Sobre

CONSCIÊNCIA PESADA

Por Marcos Ferreira

Foi uma única cutilada seguida de um movimento vertical. Não bastou enfiar a lâmina no estômago do homem até o cabo. Não. Ele queria mais sofrimento, crueldade. Então, sem contrair um músculo do rosto, subiu a faca do pé da barriga até próximo do esterno, de maneira que as vísceras da vítima caíram aos seus pés. O sujeito tombou de olhos arregalados, apertando inutilmente os intestinos com as duas mãos.

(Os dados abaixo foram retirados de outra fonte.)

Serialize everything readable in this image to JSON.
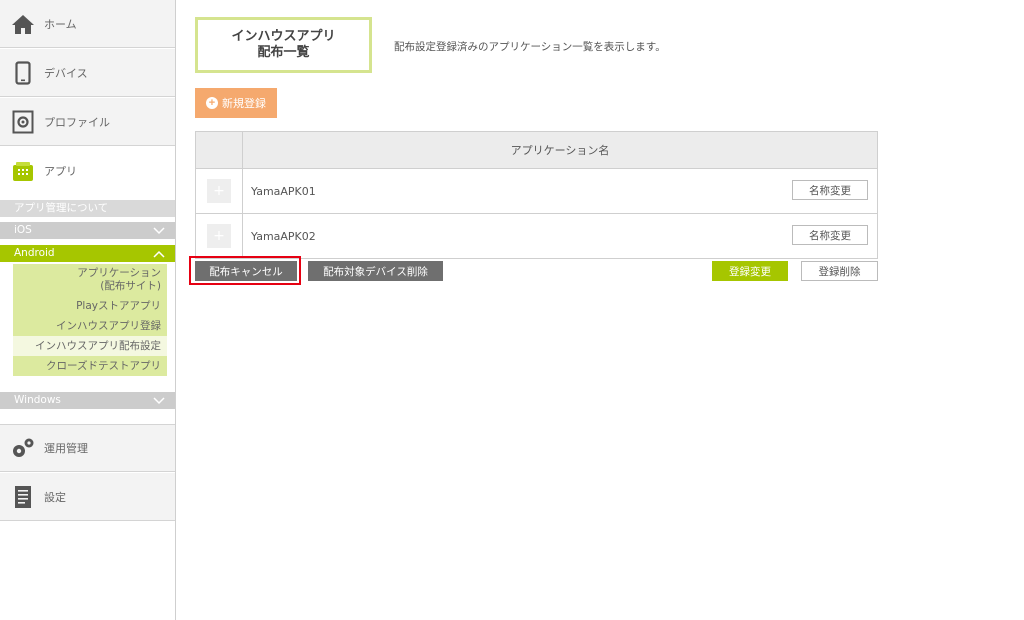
{
  "sidebar": {
    "nav": [
      {
        "label": "ホーム",
        "icon": "home-icon"
      },
      {
        "label": "デバイス",
        "icon": "smartphone-icon"
      },
      {
        "label": "プロファイル",
        "icon": "profile-gear-icon"
      },
      {
        "label": "アプリ",
        "icon": "app-icon"
      }
    ],
    "app_sub": {
      "about": "アプリ管理について",
      "ios": "iOS",
      "android": "Android",
      "android_items": [
        {
          "label_line1": "アプリケーション",
          "label_line2": "(配布サイト)"
        },
        {
          "label": "Playストアアプリ"
        },
        {
          "label": "インハウスアプリ登録"
        },
        {
          "label": "インハウスアプリ配布設定"
        },
        {
          "label": "クローズドテストアプリ"
        }
      ],
      "windows": "Windows"
    },
    "bottom_nav": [
      {
        "label": "運用管理",
        "icon": "operation-gears-icon"
      },
      {
        "label": "設定",
        "icon": "settings-document-icon"
      }
    ]
  },
  "main": {
    "title_line1": "インハウスアプリ",
    "title_line2": "配布一覧",
    "description": "配布設定登録済みのアプリケーション一覧を表示します。",
    "new_button": "新規登録",
    "table": {
      "header": "アプリケーション名",
      "rows": [
        {
          "name": "YamaAPK01",
          "action": "名称変更"
        },
        {
          "name": "YamaAPK02",
          "action": "名称変更"
        }
      ]
    },
    "actions": {
      "cancel_distribution": "配布キャンセル",
      "delete_target_devices": "配布対象デバイス削除",
      "update_registration": "登録変更",
      "delete_registration": "登録削除"
    }
  },
  "colors": {
    "accent_green": "#a6c600",
    "orange": "#f5a96e",
    "highlight_red": "#e60012"
  }
}
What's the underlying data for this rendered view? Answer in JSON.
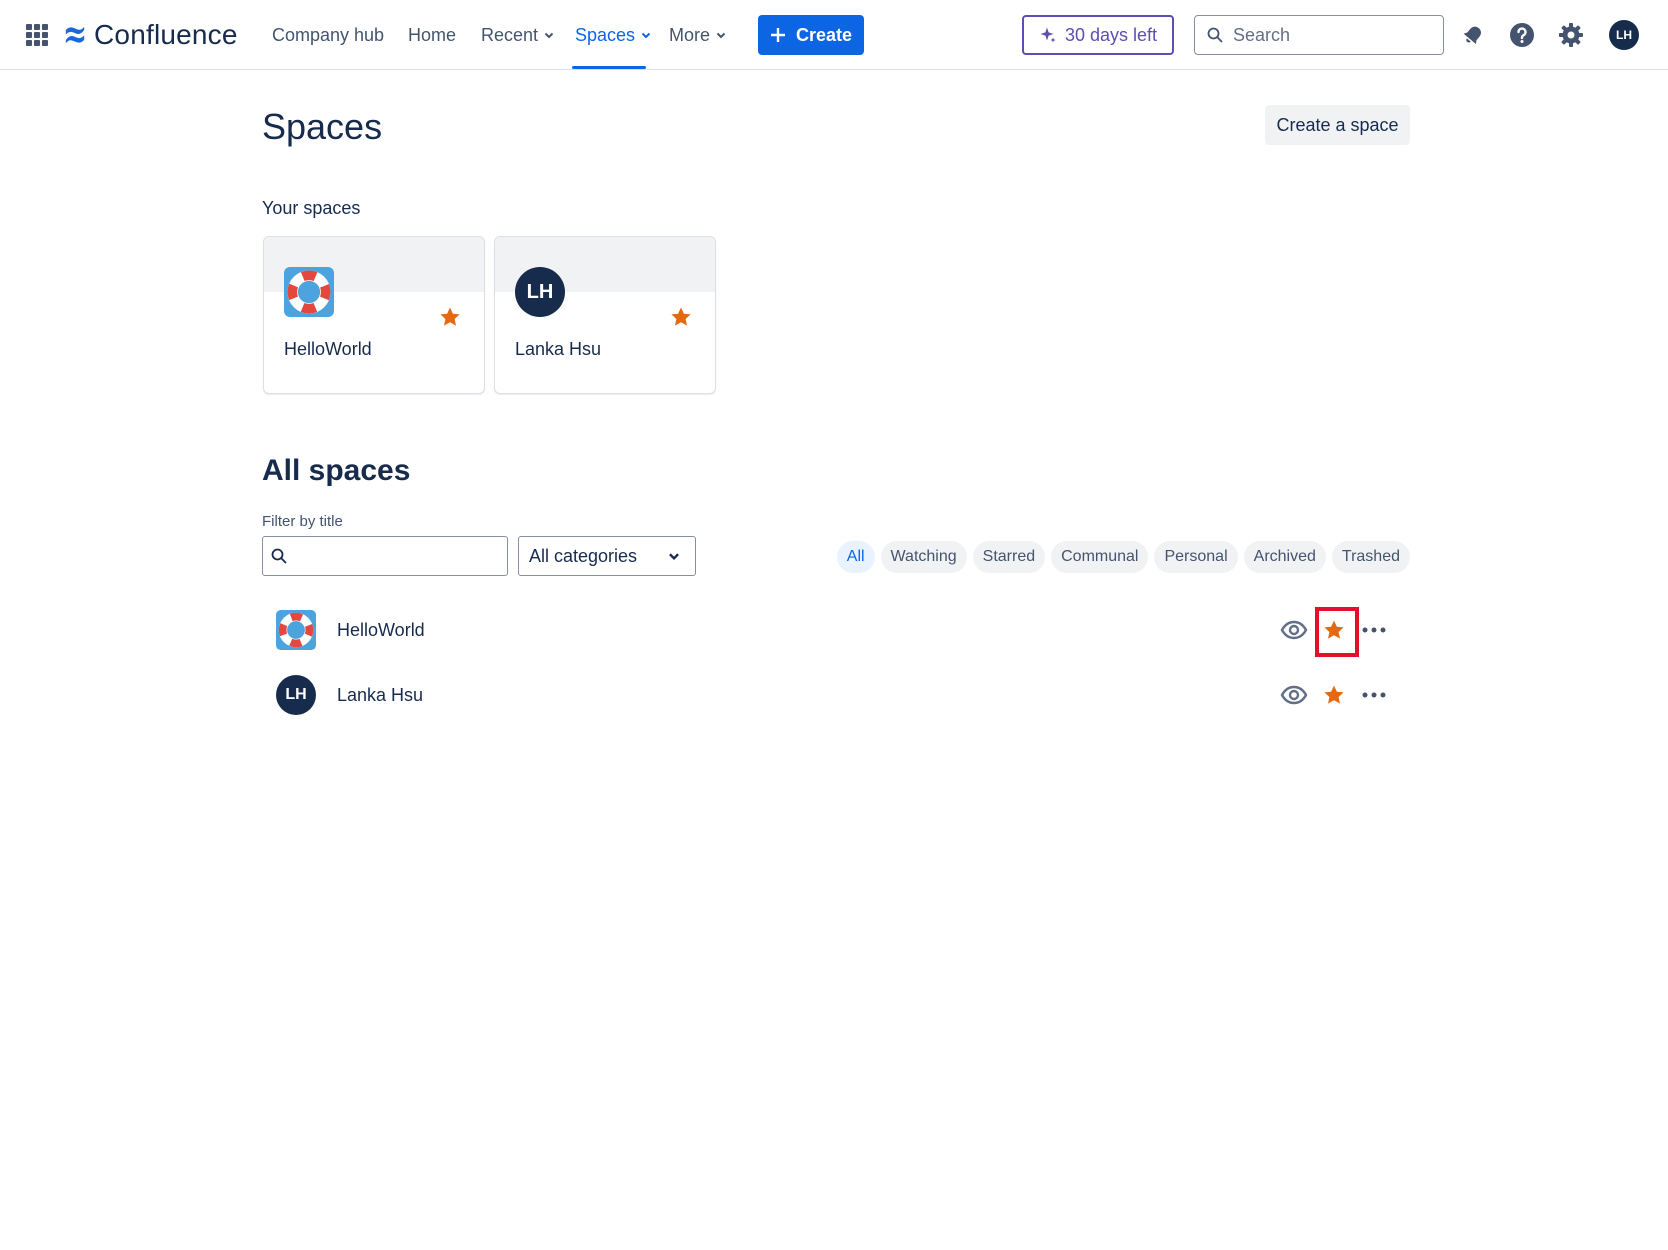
{
  "topnav": {
    "app_name": "Confluence",
    "items": [
      {
        "label": "Company hub"
      },
      {
        "label": "Home"
      },
      {
        "label": "Recent"
      },
      {
        "label": "Spaces"
      },
      {
        "label": "More"
      }
    ],
    "active_item": "Spaces",
    "create_label": "Create",
    "trial_label": "30 days left",
    "search_placeholder": "Search",
    "user_initials": "LH",
    "icons": [
      "app-switcher-icon",
      "confluence-logo-icon",
      "notifications-icon",
      "help-icon",
      "settings-icon"
    ]
  },
  "page": {
    "title": "Spaces",
    "create_space_label": "Create a space",
    "your_spaces_label": "Your spaces",
    "your_spaces": [
      {
        "name": "HelloWorld",
        "icon": "lifebuoy-icon",
        "starred": true
      },
      {
        "name": "Lanka Hsu",
        "initials": "LH",
        "starred": true
      }
    ],
    "all_spaces_title": "All spaces",
    "filter_label": "Filter by title",
    "filter_value": "",
    "category_select": "All categories",
    "filter_chips": [
      "All",
      "Watching",
      "Starred",
      "Communal",
      "Personal",
      "Archived",
      "Trashed"
    ],
    "selected_chip": "All",
    "all_spaces": [
      {
        "name": "HelloWorld",
        "icon": "lifebuoy-icon",
        "starred": true,
        "watching": true
      },
      {
        "name": "Lanka Hsu",
        "initials": "LH",
        "starred": true,
        "watching": true
      }
    ]
  },
  "colors": {
    "primary": "#0c66e4",
    "star": "#e56910",
    "trial": "#5e4db2",
    "highlight": "#e2102b",
    "avatar": "#172b4d"
  }
}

Aquele era o segundo jardineiro que Elviro Martins atraíra para trabalhar em seu vasto pomar e assassinara friamente. O indivíduo anterior teve a cabeça decepada com um golpe de machado enquanto se encontrava de costas, acocorado, escavando a terra para plantar umas mudas de begônia. Os cadáveres foram enterrados nos fundos da propriedade acompanhados das armas dos crimes. A terra era úmida e fofa, e sobre esta ele espalhava no dia seguinte sementes de amendoeira. Em ambos os homicídios os empregados foram abatidos próximo ao final da tarde, cerca de meia hora antes de irem embora. De início, para escapar de qualquer surpresa à luz do dia, ocultava os corpos debaixo da folhagem e esperava a noite avançar para abrir as covas, algo entre as dez e onze da noite.

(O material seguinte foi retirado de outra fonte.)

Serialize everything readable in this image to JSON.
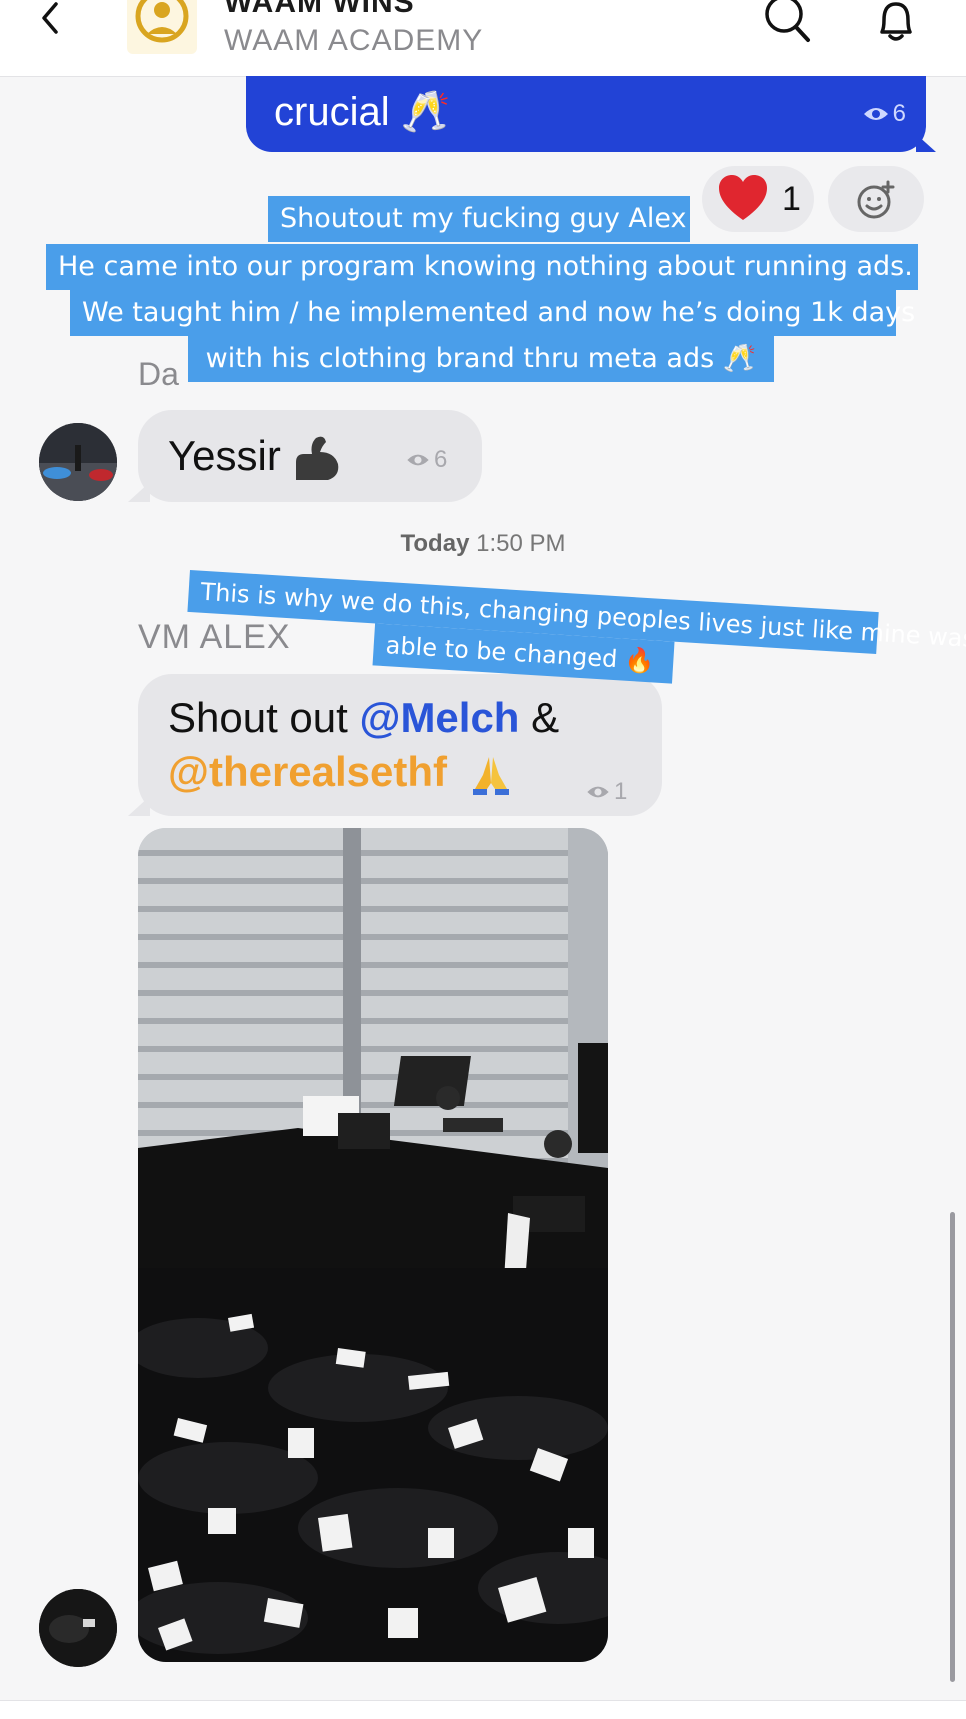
{
  "header": {
    "title": "WAAM WINS",
    "subtitle": "WAAM ACADEMY",
    "icons": [
      "back-icon",
      "search-icon",
      "bell-icon"
    ]
  },
  "messages": {
    "outgoing_partial": {
      "text": "crucial 🥂",
      "views": "6"
    },
    "reaction": {
      "emoji": "heart-icon",
      "count": "1"
    },
    "sender_partial": "Da",
    "yessir": {
      "text": "Yessir",
      "views": "6"
    },
    "date_separator": {
      "day": "Today",
      "time": "1:50 PM"
    },
    "vm_alex": {
      "sender": "VM ALEX",
      "line1_prefix": "Shout out ",
      "mention1": "@Melch",
      "line1_suffix": " &",
      "mention2": "@therealsethf",
      "views": "1"
    }
  },
  "captions": {
    "caption1": [
      "Shoutout my fucking guy Alex",
      "He came into our program knowing nothing about running ads.",
      "We taught him / he implemented and now he’s doing 1k days",
      "with his clothing brand thru meta ads 🥂"
    ],
    "caption2": [
      "This is why we do this, changing peoples lives just like mine was",
      "able to be changed 🔥"
    ]
  },
  "colors": {
    "outgoing_bubble": "#2243d6",
    "incoming_bubble": "#e6e6e9",
    "caption_bg": "#4a9eea",
    "mention_blue": "#2a55d8",
    "mention_orange": "#f0a030"
  }
}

Junto com os jardineiros, o homicida também enterrava a roupa que estivesse trajando, geralmente uma bermuda e uma camiseta surradas. Nu por completo, antes tomava um banho rápido na área de lazer da residência, onde havia uma ducha. Ali, calçando sandálias de borracha, o assassino pegava uma toalha que previamente deixava à sua espera e entrava em casa para enfim usar o chuveiro da suíte. Nos dois ensejos, como uma espécie de tara mórbida, utilizou-se da espuma do sabonete e se masturbou.

No silêncio daquela propriedade, já de roupas limpas e casuais, postava-se num recanto da ampla sala, pegava o seu antigo rosário (presente da falecida senhora Anastácia, avó materna) e se punha a rezar diante do oratório. Ficava longos minutos entregue a orações em honra de Nossa Senhora, proferindo ave-marias e padre-nossos.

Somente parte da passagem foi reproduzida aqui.